Ganjyal and his study co-authors replaced refined flour with whole-grain buckwheat, quinoa, millet and whole-wheat flours in a variety of percentages ranging from 25 up to 100% apiece. The results were published in the journal Cereal Chemistry.
The team found that buckwheat, quinoa and whole-wheat flours can be mixed into pancake recipes without significant changes to the taste or texture. The millet flour had to be slightly pre-cooked before it could be added seamlessly.
“We started with a small level of replacement flours, then kept increasing them until it wasn’t practical,” Ganjyal said. “With millet flour, for example, we found that it basically just crumbles; there was no binding.”
Every pancake made in the study aimed at making more nutritious pancakes used the same recipe, except for the type of flour included. The recipe’s leavening system and other ingredients like sugar, oil, flour and salt remained constant. The recipes with the different flours and percentages were compared with the control pancakes, which were made with refined flour and all of the same other ingredients.
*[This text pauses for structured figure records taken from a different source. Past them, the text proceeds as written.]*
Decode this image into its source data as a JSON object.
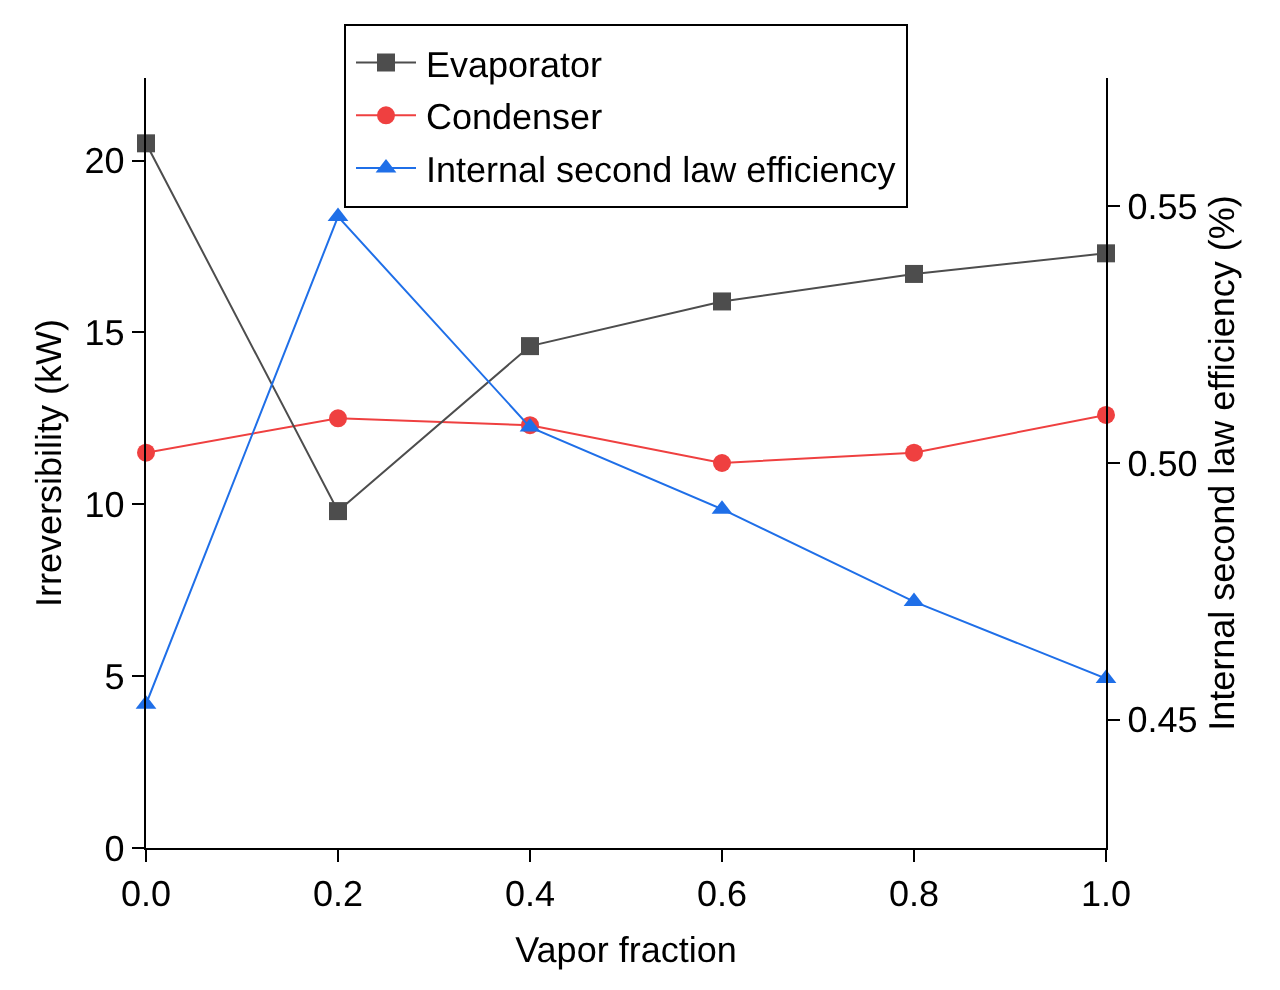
{
  "chart_data": {
    "type": "line",
    "xlabel": "Vapor fraction",
    "ylabel": "Irreversibility (kW)",
    "y2label": "Internal second law efficiency (%)",
    "x": [
      0,
      0.2,
      0.4,
      0.6,
      0.8,
      1.0
    ],
    "series": [
      {
        "name": "Evaporator",
        "color": "#4d4d4d",
        "marker": "square",
        "values": [
          20.5,
          9.8,
          14.6,
          15.9,
          16.7,
          17.3
        ]
      },
      {
        "name": "Condenser",
        "color": "#ef4040",
        "marker": "circle",
        "values": [
          11.5,
          12.5,
          12.3,
          11.2,
          11.5,
          12.6
        ]
      },
      {
        "name": "Internal second law efficiency",
        "color": "#1f6fe8",
        "marker": "triangle",
        "axis": "y2",
        "values": [
          0.453,
          0.548,
          0.507,
          0.491,
          0.473,
          0.458
        ]
      }
    ],
    "xlim": [
      0,
      1
    ],
    "xticks": [
      {
        "value": 0,
        "label": "0.0"
      },
      {
        "value": 0.2,
        "label": "0.2"
      },
      {
        "value": 0.4,
        "label": "0.4"
      },
      {
        "value": 0.6,
        "label": "0.6"
      },
      {
        "value": 0.8,
        "label": "0.8"
      },
      {
        "value": 1,
        "label": "1.0"
      }
    ],
    "ylim": [
      0,
      22.4
    ],
    "yticks": [
      0,
      5,
      10,
      15,
      20
    ],
    "y2lim": [
      0.425,
      0.575
    ],
    "y2ticks": [
      0.45,
      {
        "value": 0.5,
        "label": "0.50"
      },
      0.55
    ],
    "grid": false,
    "legend": "top",
    "line_style": "solid"
  }
}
The study was part of WSU’s Soil to Society project, which launched in 2021 with a grant from the USDA’s National Institute of Food and Agriculture. The project takes a comprehensive approach to increasing foods’ nutrient values and involves a multi-disciplinary team of plant breeders, nutrition experts and food scientists. Ganjyal hopes flour manufacturers will use the research to produce healthier products for restaurants and consumers.
He is already continuing the research by trying to understand why various flours behave differently under cooking conditions. He and his team hope to modify the flours so their textures become indistinguishable from the refined version.